La notion de cause et le principe de causalité ont été l’objet, de la part des philosophes, de plusieurs théories plus ou moins fondées, que nous avons à exposer sommairement. Ces théo­ries, au nombre de cinq, sont toutes jugées et réfutées dans ce qu’elles ont de faux, par les observations qui précèdent.

1° Locke, et après lui tous les philosophes de l’école sensualiste, ont prétendu trouver l’origine de la notion de cause dans la sensation ; sous prétexte que les corps ont la propriété de se modifier les uns les autres, il suffit, d’après eux, de les observer, pour apercevoir aussitôt et pourêtre forcé d’admettre le principe de causalité [Essai sur l’entendement humain, liv. II, ch. xxi et xxvi).

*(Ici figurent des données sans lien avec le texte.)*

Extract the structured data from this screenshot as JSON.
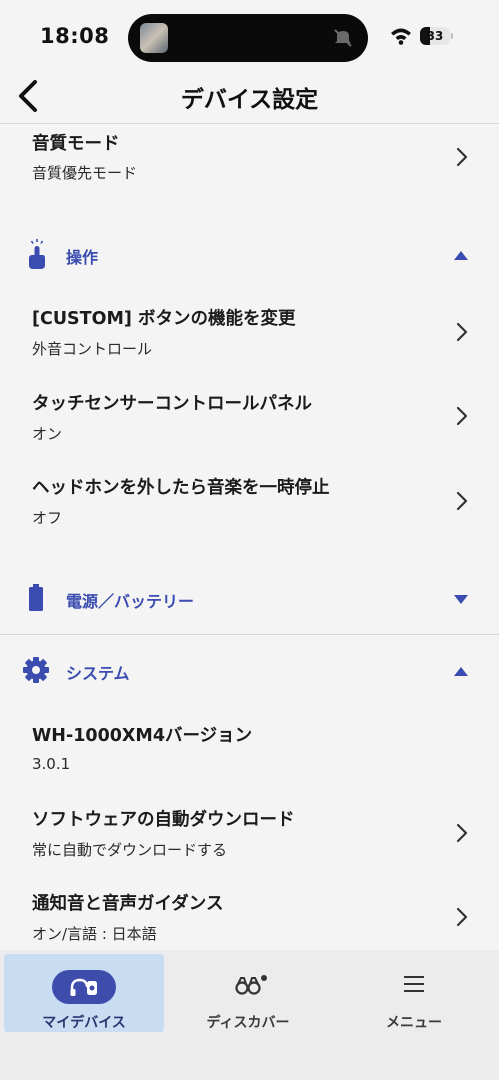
{
  "status": {
    "time": "18:08",
    "battery": "33"
  },
  "header": {
    "title": "デバイス設定"
  },
  "items": {
    "sound_mode": {
      "title": "音質モード",
      "sub": "音質優先モード"
    },
    "custom_button": {
      "title": "[CUSTOM] ボタンの機能を変更",
      "sub": "外音コントロール"
    },
    "touch_panel": {
      "title": "タッチセンサーコントロールパネル",
      "sub": "オン"
    },
    "auto_pause": {
      "title": "ヘッドホンを外したら音楽を一時停止",
      "sub": "オフ"
    },
    "version": {
      "title": "WH-1000XM4バージョン",
      "sub": "3.0.1"
    },
    "software_dl": {
      "title": "ソフトウェアの自動ダウンロード",
      "sub": "常に自動でダウンロードする"
    },
    "notification": {
      "title": "通知音と音声ガイダンス",
      "sub": "オン/言語 : 日本語"
    }
  },
  "sections": {
    "operation": {
      "label": "操作",
      "state": "expanded"
    },
    "power": {
      "label": "電源／バッテリー",
      "state": "collapsed"
    },
    "system": {
      "label": "システム",
      "state": "expanded"
    }
  },
  "tabs": [
    {
      "label": "マイデバイス",
      "icon": "headphones-icon",
      "active": true
    },
    {
      "label": "ディスカバー",
      "icon": "binoculars-icon",
      "active": false
    },
    {
      "label": "メニュー",
      "icon": "hamburger-icon",
      "active": false
    }
  ],
  "colors": {
    "accent": "#3a4cb0",
    "active_tab_bg": "#c8dcf2",
    "background": "#f3f4f3"
  }
}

2° Aux yeux de Hume (Essais sur l’entende­ment, 7 e essai), le pouvoir que nous attribuons à un objet sur un autre est une pure chimère ; un pareil pouvoir n’existe pas, ou s’il existe, nous n’en avons aucune idée. Qu’est-ce donc que nous appelons cause et effet ? Deux phénomènes qui se suivent toujours dans le même ordre, et que nous prenons l’habitude d’associer dans notre esprit de telle manière, qu’en apercevant le pre­mier, nous attendons inévitablement le second. Le rapport de causalité est un simple rapport de succession qui repose sur le souvenir et sur l’association des idées. Il est facile de voir où conduit cette doctrine : elle détruit la relation même de cause à effet, nous réduit à l’impos­sibilité de croire, sans inconséquence, à nousmêmes, à Dieu, à tout autre être, et aboutit au scepticisme absolu.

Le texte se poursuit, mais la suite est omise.